Green Mile, The

USA 1999, 188min
R:Frank Darabont
B:Stephen King,Frank Darabont
D:Tom Hanks,
David Morse,
James Cromwell,
Michael Clarke Duncan,
Bonnie Hunt
L:IMDb
„I see angels, just like up in heaven.”
Inhalt
Man schreibt das Jahr 1935, Zeit der großen Depression. Paul Edgecomb (Tom Hanks) ist Leiter der Wachabteilung des Todestraktes in einem Gefängnis in Louisiana. Die dort einsitzenden Häftlinge werden früher oder später die 'grüne Meile' hinuntergehen, den mit blassgrünem Linoleum ausgelegten Flur, an dessen Ende der elektrische Stuhl wartet. Alles ändert sich mit dem Tag, an dem ein neuer Gefangener den Zellentrakt betritt: John Coffey (Michael Clarke Duncan), ein riesenhafter Schwarzer, rechtskräftig verurteilt für den Mord an zwei neunjährigen Schwestern, die man tot in seinen Armen fand. Sein Verhalten steht in völligem Widerspruch zu einer äußeren Erscheinung. Eines Tages erlebt der aufrichtige Paul Edgecomb am eigenen Leib, dass Coffey eine übernatürliche Gabe zu besitzen scheint. Er beginnt sich zu fragen, ob der Mann, zu dem er eine immer engere Bindung aufbaut, wirklich der wahre Schuldige am Tod der Kinder ist.
Kurzkommentar
Das sich heutzutage noch jemand traut, so einen Film zu drehen ist schon ein starkes Stück - Vorraussetzung dafür ist wohl das seltsame Verlangen nach Unterhaltung in jedem Film, egal ob er dazu taugt oder nicht. Statt einer sinnvollen Auseinandersetzung degeneriert "The Green Mile" somit zu einem gedankenlosen Massenprodukt, das zudem noch mit längst veralteter "Law and Order"-Rhetorik aufwartet.
Kritik
Die gute Nachricht zuerst: Der Film hat auch seine guten Seiten, das sei fairerweise gesagt. Neben dem ewig tranigen Hanks gibt es auch gute Schauspieler (besonders Doug Hutchinson sei hier erwähnt), an der Photographie gibt es nichts zu mäkeln, die Austattung ist opulent und dennoch nicht deplaziert.
Leider machen jedoch die gravierenden Mängel all dies komplett zunichte.

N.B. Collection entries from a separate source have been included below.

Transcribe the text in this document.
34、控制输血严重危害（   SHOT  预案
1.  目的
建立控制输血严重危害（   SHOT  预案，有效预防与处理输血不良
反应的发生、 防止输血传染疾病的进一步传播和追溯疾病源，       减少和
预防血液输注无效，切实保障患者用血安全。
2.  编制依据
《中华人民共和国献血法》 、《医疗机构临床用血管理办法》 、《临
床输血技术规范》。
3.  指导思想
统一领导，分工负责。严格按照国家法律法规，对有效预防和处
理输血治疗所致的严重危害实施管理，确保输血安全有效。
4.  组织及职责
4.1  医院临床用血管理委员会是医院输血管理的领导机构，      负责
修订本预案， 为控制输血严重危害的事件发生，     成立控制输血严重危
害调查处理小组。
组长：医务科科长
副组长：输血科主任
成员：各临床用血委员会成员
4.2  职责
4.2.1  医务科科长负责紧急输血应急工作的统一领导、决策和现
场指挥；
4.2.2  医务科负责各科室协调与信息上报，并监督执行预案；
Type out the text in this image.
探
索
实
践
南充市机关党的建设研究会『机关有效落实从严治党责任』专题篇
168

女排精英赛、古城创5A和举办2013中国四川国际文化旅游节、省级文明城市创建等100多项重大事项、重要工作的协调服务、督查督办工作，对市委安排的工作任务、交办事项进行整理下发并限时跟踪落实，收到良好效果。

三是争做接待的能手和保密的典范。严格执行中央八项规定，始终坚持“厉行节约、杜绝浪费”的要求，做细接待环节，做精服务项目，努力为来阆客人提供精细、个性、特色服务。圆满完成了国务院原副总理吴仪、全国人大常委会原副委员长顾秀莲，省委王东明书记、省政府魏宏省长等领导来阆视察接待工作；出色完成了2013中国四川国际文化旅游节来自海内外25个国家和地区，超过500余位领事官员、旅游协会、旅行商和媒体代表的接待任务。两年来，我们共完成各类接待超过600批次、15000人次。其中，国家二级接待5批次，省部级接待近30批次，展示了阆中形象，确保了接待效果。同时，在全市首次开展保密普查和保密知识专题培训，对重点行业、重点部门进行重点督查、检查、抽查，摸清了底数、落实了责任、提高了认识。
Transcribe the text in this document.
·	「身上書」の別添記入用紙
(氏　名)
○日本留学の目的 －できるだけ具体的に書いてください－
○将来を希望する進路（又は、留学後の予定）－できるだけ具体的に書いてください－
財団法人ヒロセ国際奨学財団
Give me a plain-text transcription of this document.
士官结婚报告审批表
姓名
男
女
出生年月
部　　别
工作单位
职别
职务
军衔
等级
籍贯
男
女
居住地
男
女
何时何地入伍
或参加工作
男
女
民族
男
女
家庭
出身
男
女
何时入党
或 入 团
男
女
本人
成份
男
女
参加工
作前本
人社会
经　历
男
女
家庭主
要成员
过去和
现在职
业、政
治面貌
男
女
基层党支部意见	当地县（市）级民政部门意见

Was die Stimmung angeht: Leider werden die eindringlichen Momente von absolut lächerlichen Einsprengseln, vorallem der bemerkenswert dämlichen Harnleiterentzündungsthematik gnadenlos zerstört. Auch die 'Freakshow', also das Zurschaustellen besonders kaputter Typen zerstört jede Anstrengung in Bezug auf die Atmosspähre. Stichwort Länge: Jedem Film sei die Zeit gegeben, seine interessante Geschichte zu erzählen - weshalb man aber fast eine Stunde für das Melinda-Coffey-Drama verschwenden musste, welches inhaltlich vollkommen vorhersehbar ist und faktisch auch ohne jede Überraschung bleibt, das bleibt ein Rätsel.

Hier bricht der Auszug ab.